I’m not sure what you’re saying— I’m pointing out that Beinart and almost everyone wants to artificially prevent an Arab majority in Israel. But to both want this and to say that you are in favor of egalitarian democracy is flatly contradictory.
— Freddie · May 26, 08:13 PM · #
Freddie says:
“I’m not sure what you’re saying— I’m pointing out that Beinart and almost everyone wants to artificially prevent an Arab majority in Israel. But to both want this and to say that you are in favor of egalitarian democracy is flatly contradictory.”

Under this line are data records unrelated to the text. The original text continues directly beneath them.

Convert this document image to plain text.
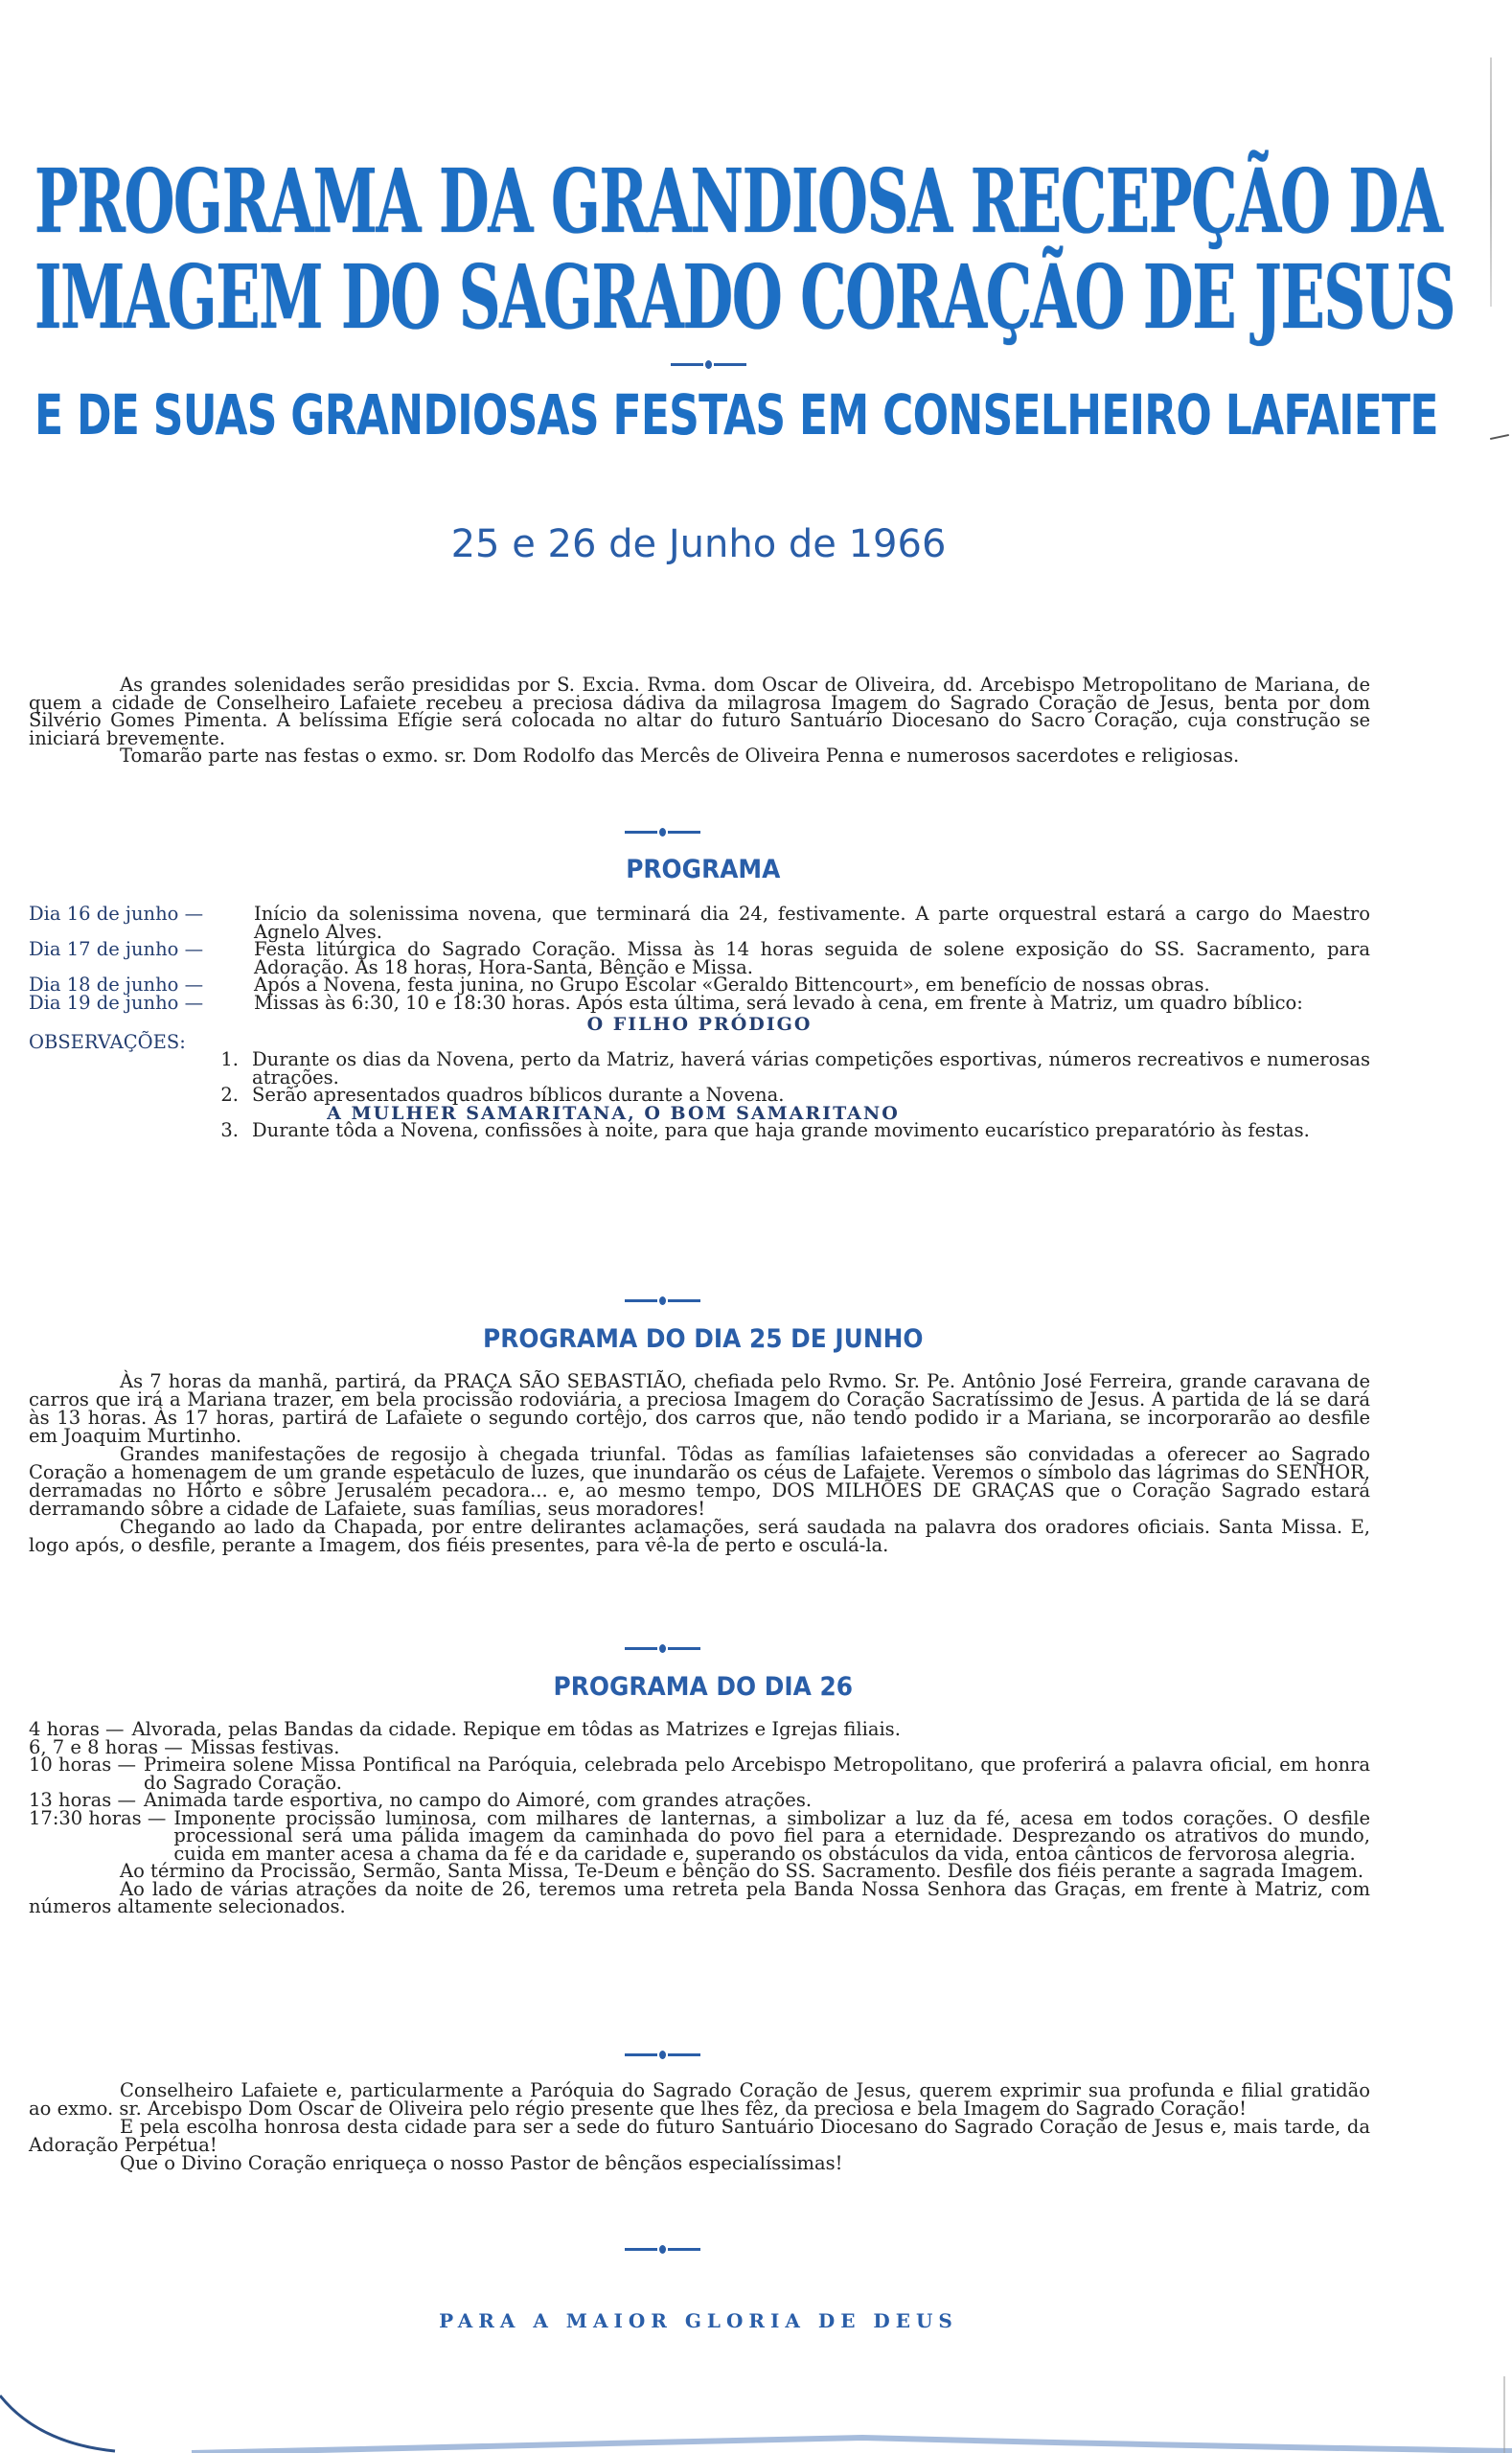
PROGRAMA DA GRANDIOSA RECEPÇÃO DA
IMAGEM DO SAGRADO CORAÇÃO DE JESUS
E DE SUAS GRANDIOSAS FESTAS EM CONSELHEIRO LAFAIETE
25 e 26 de Junho de 1966

As grandes solenidades serão presididas por S. Excia. Rvma. dom Oscar de Oliveira, dd. Arcebispo Metropolitano de Mariana, de quem a cidade de Conselheiro Lafaiete recebeu a preciosa dádiva da milagrosa Imagem do Sagrado Coração de Jesus, benta por dom Silvério Gomes Pimenta. A belíssima Efígie será colocada no altar do futuro Santuário Diocesano do Sacro Coração, cuja construção se iniciará brevemente.

Tomarão parte nas festas o exmo. sr. Dom Rodolfo das Mercês de Oliveira Penna e numerosos sacerdotes e religiosas.

PROGRAMA
Dia 16 de junho —	Início da solenissima novena, que terminará dia 24, festivamente. A parte orquestral estará a cargo do Maestro Agnelo Alves.
Dia 17 de junho —	Festa litúrgica do Sagrado Coração. Missa às 14 horas seguida de solene exposição do SS. Sacramento, para Adoração. Às 18 horas, Hora-Santa, Bênção e Missa.
Dia 18 de junho —	Após a Novena, festa junina, no Grupo Escolar «Geraldo Bittencourt», em benefício de nossas obras.
Dia 19 de junho —	Missas às 6:30, 10 e 18:30 horas. Após esta última, será levado à cena, em frente à Matriz, um quadro bíblico:
O FILHO PRÓDIGO
OBSERVAÇÕES:
1. Durante os dias da Novena, perto da Matriz, haverá várias competições esportivas, números recreativos e numerosas atrações.
2. Serão apresentados quadros bíblicos durante a Novena.
A MULHER SAMARITANA, O BOM SAMARITANO
3. Durante tôda a Novena, confissões à noite, para que haja grande movimento eucarístico preparatório às festas.
PROGRAMA DO DIA 25 DE JUNHO

Às 7 horas da manhã, partirá, da PRAÇA SÃO SEBASTIÃO, chefiada pelo Rvmo. Sr. Pe. Antônio José Ferreira, grande caravana de carros que irá a Mariana trazer, em bela procissão rodoviária, a preciosa Imagem do Coração Sacratíssimo de Jesus. A partida de lá se dará às 13 horas. Às 17 horas, partirá de Lafaiete o segundo cortêjo, dos carros que, não tendo podido ir a Mariana, se incorporarão ao desfile em Joaquim Murtinho.

Grandes manifestações de regosijo à chegada triunfal. Tôdas as famílias lafaietenses são convidadas a oferecer ao Sagrado Coração a homenagem de um grande espetáculo de luzes, que inundarão os céus de Lafaiete. Veremos o símbolo das lágrimas do SENHOR, derramadas no Hôrto e sôbre Jerusalém pecadora... e, ao mesmo tempo, DOS MILHÕES DE GRAÇAS que o Coração Sagrado estará derramando sôbre a cidade de Lafaiete, suas famílias, seus moradores!

Chegando ao lado da Chapada, por entre delirantes aclamações, será saudada na palavra dos oradores oficiais. Santa Missa. E, logo após, o desfile, perante a Imagem, dos fiéis presentes, para vê-la de perto e osculá-la.

PROGRAMA DO DIA 26
4 horas — Alvorada, pelas Bandas da cidade. Repique em tôdas as Matrizes e Igrejas filiais.
6, 7 e 8 horas — Missas festivas.
10 horas — Primeira solene Missa Pontifical na Paróquia, celebrada pelo Arcebispo Metropolitano, que proferirá a palavra oficial, em honra do Sagrado Coração.
13 horas — Animada tarde esportiva, no campo do Aimoré, com grandes atrações.
17:30 horas — Imponente procissão luminosa, com milhares de lanternas, a simbolizar a luz da fé, acesa em todos corações. O desfile processional será uma pálida imagem da caminhada do povo fiel para a eternidade. Desprezando os atrativos do mundo, cuida em manter acesa a chama da fé e da caridade e, superando os obstáculos da vida, entoa cânticos de fervorosa alegria.

Ao término da Procissão, Sermão, Santa Missa, Te-Deum e bênção do SS. Sacramento. Desfile dos fiéis perante a sagrada Imagem.

Ao lado de várias atrações da noite de 26, teremos uma retreta pela Banda Nossa Senhora das Graças, em frente à Matriz, com números altamente selecionados.

Conselheiro Lafaiete e, particularmente a Paróquia do Sagrado Coração de Jesus, querem exprimir sua profunda e filial gratidão ao exmo. sr. Arcebispo Dom Oscar de Oliveira pelo régio presente que lhes fêz, da preciosa e bela Imagem do Sagrado Coração!

E pela escolha honrosa desta cidade para ser a sede do futuro Santuário Diocesano do Sagrado Coração de Jesus e, mais tarde, da Adoração Perpétua!

Que o Divino Coração enriqueça o nosso Pastor de bênçãos especialíssimas!

PARA A MAIOR GLORIA DE DEUS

That’s the genius of my idea that the international Jewish community should offer voluntary buyouts to Arab Israelis to get them to permanently leave Israel. Nobody’s human rights are violated, and the Jewish voting majority in Israel is preserved without Jim Crow-style trickery.
— Steve Sailer · May 26, 11:41 PM · #
[Lieberman] wants to transfer [Arab] regions to an independent Palestinian State
1. The idea is impractical since only a minority of Israeli Arabs live in an places that are next to the West Bank border and which can be easily handed over to a Palestinian state. The majority of Israeli Arabs live in the Galilee.
2. Lieberman himself is not serious about his own project – he’s in a position of power but has done nothing to advance his ‘plan’.
the international Jewish community should offer voluntary buyouts to Arab Israelis to get them to permanently leave Israel
I’m not sure that post-Madoff this is possible ;-)… anyway, I very much favor reparations to Palestinian refugees as part of a permanent settlement – which is similar in a way. But Israeli Arabs don’t really form much a threat that needs to be addressed by such unprecedented measures.
Why wouldn’t liberalism in Israel come to mean the same as means in the U.S.: affirmative action for minorities, and deconstruction of majority nationalism?
Well it would certainly be an improvement over what exists now – an increasingly intolerant, paranoid & bigoted government & society. Ultra-Orthodox Jews have a kinda-sorta affirmative action setup, which I’m not thrilled about, but which one can live with. In any case, I can imagine that if given free rein, Israeli Arabs would be more eager to establish their own separate institutions than wanting than to forcefully crash into Jewish ones.
— Danny · May 27, 07:46 PM · #
Beinart says nothing more than that there should be some distinction between Arab and Jewish Israelis. We don’t know what distinction(s);it might range from slave status to disqualification from certain distinctly religious functions/institutions. Yet all commenters agree that Beinart’s fragment of a thought is sufficient to decide whether Israel can be a liberal state. The purity of the definitions is exquisite.